To improve its contract management, increase accountability, and justify the significant amount it pays for contracted services, the Authority should take the following steps by May 2019:

•  Prioritize contract management efforts and reduce the frequency with which contract management responsibilities shift among Authority staff by establishing a formal process for hiring and assigning full-time, experienced contract managers. These contract managers should have duty statements reflecting their contract oversight responsibilities, and they should report to supervisors who understand those responsibilities and have extensive knowledge about the contracts' deliverables. In addition, those supervisors' duty statements should clearly lay out their responsibility for addressing any contract manager noncompliance with the Authority's contract management policies and procedures, whether reported by CMSU or identified by another means.

•   Require CMSU to establish a schedule to monitor individual contract manager compliance and report annually the results of this monitoring to Authority executive leadership. To help ensure the integrity of its oversight role, CMSU should be composed of state staff in place of RDP consultants.

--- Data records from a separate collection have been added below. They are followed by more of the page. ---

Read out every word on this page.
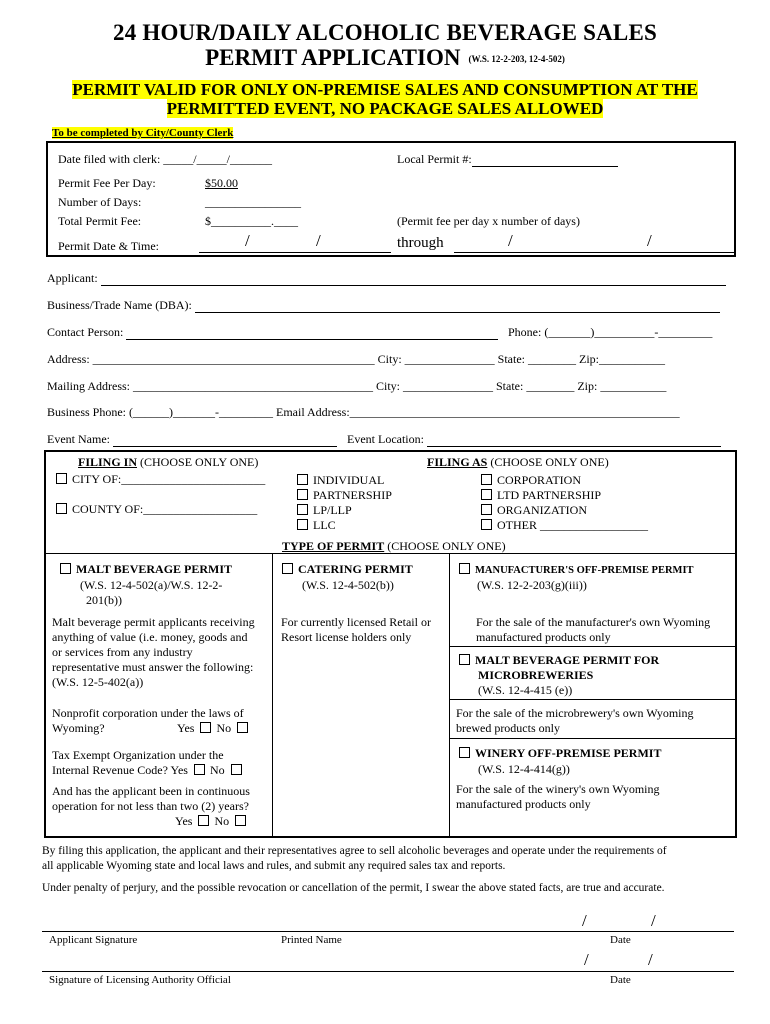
24 HOUR/DAILY ALCOHOLIC BEVERAGE SALES
PERMIT APPLICATION (W.S. 12-2-203, 12-4-502)
PERMIT VALID FOR ONLY ON-PREMISE SALES AND CONSUMPTION AT THE
PERMITTED EVENT, NO PACKAGE SALES ALLOWED
To be completed by City/County Clerk
Date filed with clerk: _____/_____/_______	Local Permit #:
Permit Fee Per Day:	$50.00
Number of Days:	________________
Total Permit Fee:	$__________.____	(Permit fee per day x number of days)
Permit Date & Time:	/	/	through	/	/
Applicant:
Business/Trade Name (DBA):
Contact Person:	Phone: (_______)__________-_________
Address: _______________________________________________ City: _______________ State: ________ Zip:___________
Mailing Address: ________________________________________ City: _______________ State: ________ Zip: ___________
Business Phone: (______)_______-_________ Email Address:_______________________________________________________
Event Name:	Event Location:
FILING IN (CHOOSE ONLY ONE)
CITY OF:________________________
COUNTY OF:___________________
FILING AS (CHOOSE ONLY ONE)
INDIVIDUAL
PARTNERSHIP
LP/LLP
LLC
CORPORATION
LTD PARTNERSHIP
ORGANIZATION
OTHER __________________
TYPE OF PERMIT (CHOOSE ONLY ONE)
MALT BEVERAGE PERMIT
(W.S. 12-4-502(a)/W.S. 12-2-
201(b))
Malt beverage permit applicants receiving
anything of value (i.e. money, goods and
or services from any industry
representative must answer the following:
(W.S. 12-5-402(a))
Nonprofit corporation under the laws of
Wyoming?	Yes No
Tax Exempt Organization under the
Internal Revenue Code? Yes No
And has the applicant been in continuous
operation for not less than two (2) years?
Yes No
CATERING PERMIT
(W.S. 12-4-502(b))
For currently licensed Retail or
Resort license holders only
MANUFACTURER'S OFF-PREMISE PERMIT
(W.S. 12-2-203(g)(iii))
For the sale of the manufacturer's own Wyoming
manufactured products only
MALT BEVERAGE PERMIT FOR
MICROBREWERIES
(W.S. 12-4-415 (e))
For the sale of the microbrewery's own Wyoming
brewed products only
WINERY OFF-PREMISE PERMIT
(W.S. 12-4-414(g))
For the sale of the winery's own Wyoming
manufactured products only
By filing this application, the applicant and their representatives agree to sell alcoholic beverages and operate under the requirements of
all applicable Wyoming state and local laws and rules, and submit any required sales tax and reports.
Under penalty of perjury, and the possible revocation or cancellation of the permit, I swear the above stated facts, are true and accurate.
/	/
Applicant Signature	Printed Name	Date
/	/
Signature of Licensing Authority Official	Date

•   Hold contract managers accountable for performing the duties that the Authority's policies assign to them. Specifically, CMSU and, to the extent necessary, contract managers' supervisors should require and review evidence from contract managers demonstrating their approval of deliverables, detection and resolution of contractor performance issues, and assessment of contract amendments for merit. The Authority should not accept observations and reports from its contractors or the RDP consultants in place of this evidence.

To prevent the inappropriate use of contractors to perform state functions, the Authority should develop procedures by May 2019 for evaluating whether new and existing administrative duties should be assigned to contractors or to state employees.

To ensure that contract managers' invoice reviews are complete and that invoiced costs are allowable under contract terms, the Authority should amend its applicable procedures by May 2019 to require contract managers to document their review of invoiced rates and expenses.

To ensure the consistency and effectiveness of its efforts to monitor the performance of the oversight firms with which it contracts, the Authority should develop a formal methodology by May 2019 for using the performance evaluation tool it has implemented. This methodology should include procedures for assessing the sufficiency of the oversight firms' review and approval of invoices for construction contracts.

To ensure that the oversight firms' spending is reasonable, the Authority should develop a formal process by May 2019 for tracking any out-of-scope work that the oversight firms perform. To reduce the likelihood that its contracts with the oversight firms run out of funds prematurely as a result of this additional work, the Authority should also develop a formal process for amending the oversight firms' contracts contemporaneously to change orders that significantly extend the timelines or increase the scope of work of the construction contracts that oversight firms oversee.